(Business Lounge Journal – Edit Indonesia) Junior Tirtadji cuts a relaxed figure in his seat. On a table near him, a recently emptied coffee cup and a still-smoking ashtray. With a calm demeanor and appearance that should belong to a lecturer, he’s a man that you’ll rarely expect in Indonesia, for a man of his age. Junior, Jun to his friends, is a director of ROH Project gallery, and maybe, one of the youngest in Indonesia.
Young art collectors abroad such as Sharmin Parameswaran, Adrian Cheng, Emma Hall or Robbie Antonio, are making a wave with a collection that include the works of the famous Andy Warhol, Joseph Beuys, Takashi Murakami, and more. In Indonesia, where art is plenty but still somewhat lacks in appreciation, Jun decided to make his own way.
“My family collects art, so I’m always surrounded by art…It took a whole different meaning for me because I studied philosophy; that is actually help me see a more intellectual and cognitive component of art.”
ROH stands as a testament of Jun’s passion for art, Indonesian art in particular. A wide range of collection from Indonesian artist such as Rendy Raka Pramudya, Bagus Pandega, Syagini, and more has graced ROH’s white wall, illuminated by luminous lamps and sun rays that penetrated ROH’s enormous glass window, which also provide you with the view to the busy SCBD district, probably what makes this place special.
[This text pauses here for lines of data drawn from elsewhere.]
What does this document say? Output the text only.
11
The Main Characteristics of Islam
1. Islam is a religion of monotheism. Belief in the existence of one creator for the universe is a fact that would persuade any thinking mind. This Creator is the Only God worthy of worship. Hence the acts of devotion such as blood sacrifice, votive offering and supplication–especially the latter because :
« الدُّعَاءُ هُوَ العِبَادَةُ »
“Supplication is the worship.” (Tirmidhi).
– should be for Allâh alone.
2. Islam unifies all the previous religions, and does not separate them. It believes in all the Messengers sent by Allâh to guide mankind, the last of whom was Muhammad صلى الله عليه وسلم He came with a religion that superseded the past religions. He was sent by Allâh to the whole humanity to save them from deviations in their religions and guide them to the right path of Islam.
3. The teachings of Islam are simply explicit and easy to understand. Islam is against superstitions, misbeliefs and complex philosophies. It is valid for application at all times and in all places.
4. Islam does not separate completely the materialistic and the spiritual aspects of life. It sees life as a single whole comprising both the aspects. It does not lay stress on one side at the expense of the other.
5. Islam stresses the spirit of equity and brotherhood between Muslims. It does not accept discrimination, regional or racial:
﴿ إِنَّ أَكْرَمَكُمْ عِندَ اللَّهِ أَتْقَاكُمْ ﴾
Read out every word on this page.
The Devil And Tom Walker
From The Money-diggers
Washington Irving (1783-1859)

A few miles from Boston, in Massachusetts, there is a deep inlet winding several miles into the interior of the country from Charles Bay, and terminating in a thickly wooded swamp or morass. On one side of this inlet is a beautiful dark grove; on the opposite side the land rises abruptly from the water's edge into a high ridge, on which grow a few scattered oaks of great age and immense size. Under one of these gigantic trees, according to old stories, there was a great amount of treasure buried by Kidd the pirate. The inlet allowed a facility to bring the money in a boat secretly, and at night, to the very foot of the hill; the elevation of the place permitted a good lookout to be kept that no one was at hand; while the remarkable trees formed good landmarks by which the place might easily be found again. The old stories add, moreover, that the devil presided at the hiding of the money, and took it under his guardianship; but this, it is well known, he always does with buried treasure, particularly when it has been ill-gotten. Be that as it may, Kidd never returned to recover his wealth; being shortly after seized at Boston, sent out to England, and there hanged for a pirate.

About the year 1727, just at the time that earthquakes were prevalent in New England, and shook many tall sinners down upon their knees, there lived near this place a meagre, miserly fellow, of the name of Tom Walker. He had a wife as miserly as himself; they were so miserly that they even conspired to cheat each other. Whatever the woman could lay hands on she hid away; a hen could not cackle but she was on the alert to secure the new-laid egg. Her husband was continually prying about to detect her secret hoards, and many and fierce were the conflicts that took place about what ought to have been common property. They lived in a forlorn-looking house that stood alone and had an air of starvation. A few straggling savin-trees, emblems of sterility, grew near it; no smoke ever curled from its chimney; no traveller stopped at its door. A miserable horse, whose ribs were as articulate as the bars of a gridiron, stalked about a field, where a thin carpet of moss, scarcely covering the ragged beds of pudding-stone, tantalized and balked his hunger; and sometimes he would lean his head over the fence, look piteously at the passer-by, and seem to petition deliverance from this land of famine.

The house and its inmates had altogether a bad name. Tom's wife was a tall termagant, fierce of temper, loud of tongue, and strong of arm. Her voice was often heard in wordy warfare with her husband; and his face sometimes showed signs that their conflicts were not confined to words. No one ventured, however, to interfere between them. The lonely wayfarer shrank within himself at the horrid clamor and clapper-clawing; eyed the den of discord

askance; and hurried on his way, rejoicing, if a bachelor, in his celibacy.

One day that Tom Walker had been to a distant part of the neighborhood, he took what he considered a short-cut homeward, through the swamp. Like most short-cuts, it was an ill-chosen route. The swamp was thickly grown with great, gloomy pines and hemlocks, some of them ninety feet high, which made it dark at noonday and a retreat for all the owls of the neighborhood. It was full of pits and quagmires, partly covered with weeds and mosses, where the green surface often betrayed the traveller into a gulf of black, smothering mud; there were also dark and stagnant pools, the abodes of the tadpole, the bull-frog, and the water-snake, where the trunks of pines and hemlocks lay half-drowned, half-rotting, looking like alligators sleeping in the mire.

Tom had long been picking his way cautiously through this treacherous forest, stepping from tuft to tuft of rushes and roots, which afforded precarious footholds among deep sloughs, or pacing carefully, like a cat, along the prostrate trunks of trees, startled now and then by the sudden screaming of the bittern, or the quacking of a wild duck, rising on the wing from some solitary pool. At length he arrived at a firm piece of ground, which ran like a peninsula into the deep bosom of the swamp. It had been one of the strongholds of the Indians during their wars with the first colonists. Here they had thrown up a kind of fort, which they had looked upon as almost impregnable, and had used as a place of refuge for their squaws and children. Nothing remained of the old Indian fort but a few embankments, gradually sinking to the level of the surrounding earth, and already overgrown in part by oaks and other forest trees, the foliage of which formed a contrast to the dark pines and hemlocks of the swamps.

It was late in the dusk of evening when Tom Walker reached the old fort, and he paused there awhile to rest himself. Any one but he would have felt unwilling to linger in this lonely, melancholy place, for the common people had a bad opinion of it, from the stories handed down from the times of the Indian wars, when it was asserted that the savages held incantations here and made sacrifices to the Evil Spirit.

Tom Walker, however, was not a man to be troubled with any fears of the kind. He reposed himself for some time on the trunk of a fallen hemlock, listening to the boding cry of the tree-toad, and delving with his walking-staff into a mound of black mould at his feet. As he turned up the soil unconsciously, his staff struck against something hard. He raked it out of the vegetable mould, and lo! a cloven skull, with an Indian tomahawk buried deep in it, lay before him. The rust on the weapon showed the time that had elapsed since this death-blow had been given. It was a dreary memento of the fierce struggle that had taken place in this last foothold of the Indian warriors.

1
“ROH projects is a platform for contemporary artist. I don’t like to say that ROH is an emerging artists’ gallery, but I suppose it’s a gallery that focuses on more conceptual and cognitive artistic practices.”
A platform for art in Indonesia is a blessing rarely heard of, as the situation and state of art in Indonesia is still full with complications. Being a developing nation, Indonesia still lacks the necessary facility and corridor for practicing; so artists were pushed to be more creative.
“All these conundrum and issues that we face in Indonesia sort of pushes us to be creative. Every single way. That’s what makes it a ‘beautiful mess’. But the distinction between that and ‘mess’ is thin. So what ROH is trying to do, is to take that ‘mess’ part and turn it into a ‘beautiful mess’.”
But when asked if ROH is trying to “establish order” in what appear as a messy environment, Jun disagree.
“What we’re trying to do is not to create ‘order’. But ‘structure’. More refined. It’s not a structure that is cold or sterile. But it’s a structure, which also a paradoxical, you see, it’s also…a family. Structure, as well as relationship”
“What we’re doing is (also) like investment banking, it’s all about trust. Trust goes far-reaching to a lot of different things. Relationship with the artists, that’s first thing, foremost. When we say something, it meant something to them, when they say something, it meant something to us. And the same goes with us and the rest of the ‘stakeholders’, such as the curators, art critics, journalists, and collectors.”
Having a penchant for the concept of “creative capital”, defined as the capacity of a person, family or community to imagine and express new possibilities through creative activity, Jun explained in length about the difference between art environment in Indonesia and a developed nations. And why “creative capital” is a positive impact for a development of a nation.
“I’ll give you an example: Japan and Korea, which are already established (in terms of art), and China, which is growing. There’s a lot of support that comes from a government. They feel it’s necessary to develop their country not only in terms of economic capital, but also as a creative capital. There’s a research paper on the correlation between how country become more developed, while having a healthy contemporary art infrastructure.”
“Developed countries have good infrastructure and funding to support their artists. Studios, scholarship, all that matter. But on the other hand, we have countries like Singapore which have all of those. And yet, very few artists, very few breakthrough in art. Why? Because again, in contemporary art, there must be always two sides. One is structure, the other is family.”
With the upcoming Art fairs in Indonesia such as the Art Stage Jakarta, we can only wonder, if art is really finally making a break in Indonesia? Will a career path in art finally get widely accepted, especially by the middle class people?
“What is crucial right now, the artists are not (very) aware with the realities. Especially on how the industry works; art markets, galleries, everything. Honestly, If I meet a high school-graduate kid who wish to enrol in art major, I would encourage that kid to understand the reality first, and also, about whether there will be a career path for this life choice of his later on…How can I say that when I’m in a gallery world? I’m telling you because I’ve lived through it…Honestly you can’t be oblivious these days, you have to be aware.”
Also according to Jun, the only way for art to be appreciated is only through education, not in school, but universities, where according to him would have a greater impact in society.
“I know I seem sceptical, but I want to balance that negativity with this…Indonesia is a big country. We are a country of 250 million people, filled with intelligent people everywhere. This country is filled with immense creativity potential. And one day…this art ‘thing’ will be something. But for now, we need to build a community of like-minded people who understand the importance of creative capital.”